В чести и бесчестии (Гончаров) - страница 78

Тарасов, помедлив, стал докладывать. «Громче!» - велел Александр, кутаясь в шинель. Знобило его. Горячечно блестевшие глаза не скрывали мерцавшей в них тревоги: «Нет Дадону донесенья...» Доктор отвечал, что падение было смертельным, вызвав перелом основания черепа и сотрясение мозга. «Тяжелое сотрясение, - повторил он. - Масков найден бездыханным».

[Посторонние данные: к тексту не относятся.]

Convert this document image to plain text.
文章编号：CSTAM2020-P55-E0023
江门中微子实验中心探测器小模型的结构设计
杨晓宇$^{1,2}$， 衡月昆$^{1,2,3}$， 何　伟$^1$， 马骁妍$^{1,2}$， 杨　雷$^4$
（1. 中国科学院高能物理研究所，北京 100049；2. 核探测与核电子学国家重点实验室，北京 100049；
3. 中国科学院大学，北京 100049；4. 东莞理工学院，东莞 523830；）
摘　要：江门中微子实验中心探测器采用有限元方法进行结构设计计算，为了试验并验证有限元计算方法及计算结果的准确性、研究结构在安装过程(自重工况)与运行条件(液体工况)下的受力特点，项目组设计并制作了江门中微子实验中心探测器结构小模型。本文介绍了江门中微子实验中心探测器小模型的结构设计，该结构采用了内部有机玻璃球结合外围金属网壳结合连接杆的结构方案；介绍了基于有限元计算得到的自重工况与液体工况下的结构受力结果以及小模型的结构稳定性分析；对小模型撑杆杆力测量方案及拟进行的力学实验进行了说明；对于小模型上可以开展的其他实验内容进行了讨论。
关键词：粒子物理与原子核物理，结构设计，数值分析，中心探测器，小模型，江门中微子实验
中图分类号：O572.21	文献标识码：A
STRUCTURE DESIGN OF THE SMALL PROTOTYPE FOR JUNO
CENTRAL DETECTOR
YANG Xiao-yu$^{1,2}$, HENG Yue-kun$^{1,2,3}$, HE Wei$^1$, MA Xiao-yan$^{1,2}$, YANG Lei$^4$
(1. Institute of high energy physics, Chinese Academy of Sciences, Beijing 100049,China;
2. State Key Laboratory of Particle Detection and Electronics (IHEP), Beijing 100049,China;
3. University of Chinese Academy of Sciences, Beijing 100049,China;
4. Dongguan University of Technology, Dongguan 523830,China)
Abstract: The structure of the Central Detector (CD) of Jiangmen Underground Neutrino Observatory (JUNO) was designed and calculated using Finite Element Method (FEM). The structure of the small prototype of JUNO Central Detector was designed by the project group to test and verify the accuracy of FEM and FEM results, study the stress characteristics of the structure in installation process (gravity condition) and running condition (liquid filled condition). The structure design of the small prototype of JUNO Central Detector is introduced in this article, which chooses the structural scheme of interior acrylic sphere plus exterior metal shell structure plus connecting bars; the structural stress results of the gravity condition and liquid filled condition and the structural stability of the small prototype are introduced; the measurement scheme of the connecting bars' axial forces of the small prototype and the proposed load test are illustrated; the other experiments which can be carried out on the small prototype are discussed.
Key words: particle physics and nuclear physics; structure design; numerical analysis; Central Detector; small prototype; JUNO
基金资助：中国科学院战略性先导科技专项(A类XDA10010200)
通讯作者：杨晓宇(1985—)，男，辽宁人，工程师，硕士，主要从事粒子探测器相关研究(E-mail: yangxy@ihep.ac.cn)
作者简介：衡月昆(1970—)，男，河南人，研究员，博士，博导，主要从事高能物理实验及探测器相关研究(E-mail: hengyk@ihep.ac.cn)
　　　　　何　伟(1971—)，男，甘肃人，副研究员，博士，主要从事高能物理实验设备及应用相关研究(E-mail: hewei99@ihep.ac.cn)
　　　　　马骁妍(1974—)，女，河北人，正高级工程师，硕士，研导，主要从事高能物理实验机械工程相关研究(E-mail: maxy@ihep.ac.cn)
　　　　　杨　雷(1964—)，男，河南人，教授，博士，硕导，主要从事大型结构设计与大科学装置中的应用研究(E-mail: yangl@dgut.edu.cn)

«Боже мой, какое несчастье!'» - воскликнул Александр. И не спросил, потрясенный, что же в таком случае столь сильно задержало доктора с докладом. Спросить, видимо, следовало. Фельдъегерь Масков, по словам знавших его, какими-то отдельными чертами лица и строением фигуры был отдаленно похож на императора Александра, но отнюдь не как две капли. Похожесть там где-то на седьмой воде всплывала. Тем не менее от этой седьмой воды пошла бродить легенда о тайной подмене живого царя мертвым фельдъегерем, подкрепленная возникновением молвы о некоем старце Федоре Козьмиче, поселившемся годы спустя в селе Краснореченском на берегу Чулыма, куда с тех пор наладилось светское паломничество.

Старец как старец. С внушительной фигурой, довольно высокого роста, широкоплечий, с чистым, белым лицом, кудреватыми волосами и слегка вьющейся бородой. Все, как у Александра, если не считать обширной венценосной плеши монарха. Вероятно, судьба старца сложилась не совсем обычная, масонством тут отдавало сильно, и тайна была, конечно, да что с того? Не упирая даже на то, что под конец жизни сделался Александр лысым, похожести и тут едва на грош сыскать было. Однако кому-то очень надобилось, чтобы легенда о будто бы «царственном происхождении» схимника Федора Козьмича не умирала, как умер фельдъегерь Масков, и она хорошо увязывалась со жгучим якобы желанием Александра Павловича оставить престол и удалиться от света куда-нибудь в монастырскую глушь. Либо, по другому варианту, уйти в народ, и там, в гуще народной, «будет он радоваться до слез и подбрасывать в воздух шапку, приветствуя едущего мимо младшего своего брата Николая Павловича».

Вот это полная ерунда. Александр хорошо помнил слова Константина Павловича, родного брата, сказанные им по поводу Николая: «Мой брат Николай был прижит императрицей Марией Федоровной от гофкурьера Бабкина». От кого был прижит сам Александр, сказать невозможно, ибо с кем только не делила свою постель принцесса Вюртембергская София-Доротея- Августа-Луиза, в православии - Мария Федоровна. На каждое имя по соискателю альковных утех.

С колесницы пал не Дадон, а его фельдъегерь, но кто-то настойчиво усиливался поменять их местами. Верно и то, что за альковную ниточку матери Александра Павловича постоянно дергала баронесса Крюденер, секретный агент австрийского канцлера Меттерниха, подавившая волю российского самодержца. Исповедуемые ею сектантские бредни были вложены в душу Александра, как скрипка в футляр. Эта евангельская мученица в засаленном черном платке пыталась еще генералу Наполеону Бонапарту накануне Египетского похода замутить голову своими «магнетическими способностями». Бонапарт недолго прислушивался к несвежей отрыжке «жрицы». Баронессу выставили за порог, как портовую шлюху, не проявив ни малейшего уважения к ее насыщенной токами магнетизма душе. Не получилось у мадам Крюденер обратить генерала в послушника канцлера Меттерниха, и она, следуя инструкциям, переключилась на беспечно купавшегося в лучах славы российского самодержца Александра I.